Ведома отвязала от пояса кожаный мешочек, распустила ремешок и выбросила на платок двадцать четыре круглые костяные бляшки. Искусство гадания на рунах в семью принесла варяжка Алов Мудрая, иначе Олова, их прабабка, в честь которой одна из внучек Радогневы Любшанки получила имя.
Знаю я, что есть ясень по имени Иггдрасиль,
– напевно начала Ведома на северном языке.
Окропляется белой влагою он,
– подхватила Льдиса.
От той влаги роса по долинам земли,
– продолжила Олова.
Зеленеет он вечно, ключ Удр осеняя…
Рерик спал и видел сон. Во сне душа его покинула ослабевшую, некрепко державшуюся за жизнь оболочку и унеслась вдоль ветвей Мирового Ясеня. Все выше и выше, все светлее и светлее делалось вокруг, и вот уже сильная радость заливала обессиленную земными невзгодами душу.

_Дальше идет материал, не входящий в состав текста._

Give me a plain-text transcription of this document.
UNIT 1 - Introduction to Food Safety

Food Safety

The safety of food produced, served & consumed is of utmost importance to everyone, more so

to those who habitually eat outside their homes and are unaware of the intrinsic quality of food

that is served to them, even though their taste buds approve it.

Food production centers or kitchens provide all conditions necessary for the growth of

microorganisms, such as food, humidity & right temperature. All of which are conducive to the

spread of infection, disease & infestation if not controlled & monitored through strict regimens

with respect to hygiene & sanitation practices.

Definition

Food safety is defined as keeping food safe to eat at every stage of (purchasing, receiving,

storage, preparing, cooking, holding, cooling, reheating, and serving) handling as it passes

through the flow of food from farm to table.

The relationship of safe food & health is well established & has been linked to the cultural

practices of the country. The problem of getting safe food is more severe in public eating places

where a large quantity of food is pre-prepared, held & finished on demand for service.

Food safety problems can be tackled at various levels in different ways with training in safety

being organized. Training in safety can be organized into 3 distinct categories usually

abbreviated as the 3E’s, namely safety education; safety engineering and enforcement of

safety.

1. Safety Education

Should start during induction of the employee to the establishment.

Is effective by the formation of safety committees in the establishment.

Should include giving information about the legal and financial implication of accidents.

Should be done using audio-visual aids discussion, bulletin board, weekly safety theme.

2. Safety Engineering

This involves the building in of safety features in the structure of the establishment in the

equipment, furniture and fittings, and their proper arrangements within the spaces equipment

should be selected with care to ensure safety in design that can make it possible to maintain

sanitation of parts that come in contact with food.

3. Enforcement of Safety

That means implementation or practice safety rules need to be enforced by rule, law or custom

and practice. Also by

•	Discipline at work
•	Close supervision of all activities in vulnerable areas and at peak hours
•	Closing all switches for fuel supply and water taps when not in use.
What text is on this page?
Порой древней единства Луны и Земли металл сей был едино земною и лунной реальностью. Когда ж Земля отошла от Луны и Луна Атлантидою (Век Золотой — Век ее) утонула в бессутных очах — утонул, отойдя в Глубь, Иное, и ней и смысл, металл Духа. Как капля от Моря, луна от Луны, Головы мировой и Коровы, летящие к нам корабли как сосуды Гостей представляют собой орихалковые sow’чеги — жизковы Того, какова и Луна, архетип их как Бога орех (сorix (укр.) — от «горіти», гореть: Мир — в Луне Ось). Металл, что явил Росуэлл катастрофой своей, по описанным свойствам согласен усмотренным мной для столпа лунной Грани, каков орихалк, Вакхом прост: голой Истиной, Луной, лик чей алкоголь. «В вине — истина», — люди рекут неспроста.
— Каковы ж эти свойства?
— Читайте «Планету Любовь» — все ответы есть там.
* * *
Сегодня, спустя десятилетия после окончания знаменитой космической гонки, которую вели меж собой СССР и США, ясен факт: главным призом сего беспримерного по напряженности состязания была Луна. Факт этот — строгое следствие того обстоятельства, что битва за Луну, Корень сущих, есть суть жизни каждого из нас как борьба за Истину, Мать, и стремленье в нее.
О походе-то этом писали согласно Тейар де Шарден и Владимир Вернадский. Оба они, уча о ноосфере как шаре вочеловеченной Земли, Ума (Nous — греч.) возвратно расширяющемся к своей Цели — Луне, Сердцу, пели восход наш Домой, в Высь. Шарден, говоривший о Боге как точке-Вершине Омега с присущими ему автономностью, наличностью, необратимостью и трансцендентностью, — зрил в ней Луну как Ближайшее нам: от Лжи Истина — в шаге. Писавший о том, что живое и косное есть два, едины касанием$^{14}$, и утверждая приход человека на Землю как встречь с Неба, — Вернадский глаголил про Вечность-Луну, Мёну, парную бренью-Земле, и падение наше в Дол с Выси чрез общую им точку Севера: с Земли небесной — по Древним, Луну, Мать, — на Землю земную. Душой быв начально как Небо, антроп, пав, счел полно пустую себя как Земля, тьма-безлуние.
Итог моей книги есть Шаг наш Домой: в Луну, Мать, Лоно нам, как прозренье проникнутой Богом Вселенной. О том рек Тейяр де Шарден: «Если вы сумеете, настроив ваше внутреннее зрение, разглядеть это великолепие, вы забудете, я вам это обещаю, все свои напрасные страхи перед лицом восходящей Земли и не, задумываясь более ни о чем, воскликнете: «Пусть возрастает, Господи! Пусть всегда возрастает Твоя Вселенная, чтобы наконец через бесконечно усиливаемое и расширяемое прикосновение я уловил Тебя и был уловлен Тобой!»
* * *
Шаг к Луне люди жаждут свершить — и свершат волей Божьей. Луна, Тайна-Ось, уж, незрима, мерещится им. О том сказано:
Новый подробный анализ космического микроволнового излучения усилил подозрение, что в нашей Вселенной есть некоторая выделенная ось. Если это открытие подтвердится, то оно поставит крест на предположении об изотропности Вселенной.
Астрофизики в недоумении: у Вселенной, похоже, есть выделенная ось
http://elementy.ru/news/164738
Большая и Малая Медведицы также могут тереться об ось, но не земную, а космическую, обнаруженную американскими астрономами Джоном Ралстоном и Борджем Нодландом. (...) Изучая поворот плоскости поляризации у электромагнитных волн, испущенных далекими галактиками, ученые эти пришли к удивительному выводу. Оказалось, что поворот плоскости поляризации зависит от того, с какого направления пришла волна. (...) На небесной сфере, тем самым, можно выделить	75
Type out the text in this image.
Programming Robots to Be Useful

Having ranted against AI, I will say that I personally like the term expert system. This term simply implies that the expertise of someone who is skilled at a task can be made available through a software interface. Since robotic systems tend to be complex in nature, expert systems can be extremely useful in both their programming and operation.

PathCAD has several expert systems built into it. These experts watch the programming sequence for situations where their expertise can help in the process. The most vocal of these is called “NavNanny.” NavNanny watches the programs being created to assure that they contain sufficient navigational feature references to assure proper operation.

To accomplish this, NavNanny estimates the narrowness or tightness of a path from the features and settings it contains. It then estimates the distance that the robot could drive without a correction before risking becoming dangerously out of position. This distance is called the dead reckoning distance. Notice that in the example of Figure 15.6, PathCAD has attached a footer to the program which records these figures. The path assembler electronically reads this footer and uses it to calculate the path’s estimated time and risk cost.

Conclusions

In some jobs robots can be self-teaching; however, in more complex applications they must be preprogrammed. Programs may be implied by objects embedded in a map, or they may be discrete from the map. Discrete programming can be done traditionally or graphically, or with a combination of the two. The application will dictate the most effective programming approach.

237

Засиял перед глазами радужный мост, распахнулись за ним синие небесные просторы, где белые облака были словно пасущиеся тучные коровы; засияли золотом крыши небесных чертогов, и зеленая крона Иггдрасиля выросла, радуя взор, будто исполинская гора, закрывающая горизонт. Вот бьет светлыми струями источник, и вот три норны – девушка, женщина и старуха – сидят на траве, и нити человеческих судеб свиваются в их руках.
Воздвигнут чертог перед ясенем сим,
В чертоге три вещие девы живут.
Кору они режут; и Урд – имя первой,
Верданди – вторая, Скульд – третья сестра.
Они положили всем жребии жизни,
Судили все доли, удел всех людей…[16]
– Вижу я, что ошибки прошлого настигли наконец Хрёрека сына Харальда, – говорит одна из них, самая старшая, старуха Урд, седая, как зима. – Сын, порождение его, пришел к отцу, но не любовь в его сердце и не приязнь в его взоре. Вижу я, что смерть пришла за ним, что дракон явился за его головой, не склонный к состраданию, и здесь придется мне оборвать нить его жизни. Поэтому режу я ему руну разрушения, руну бедствий и потерь.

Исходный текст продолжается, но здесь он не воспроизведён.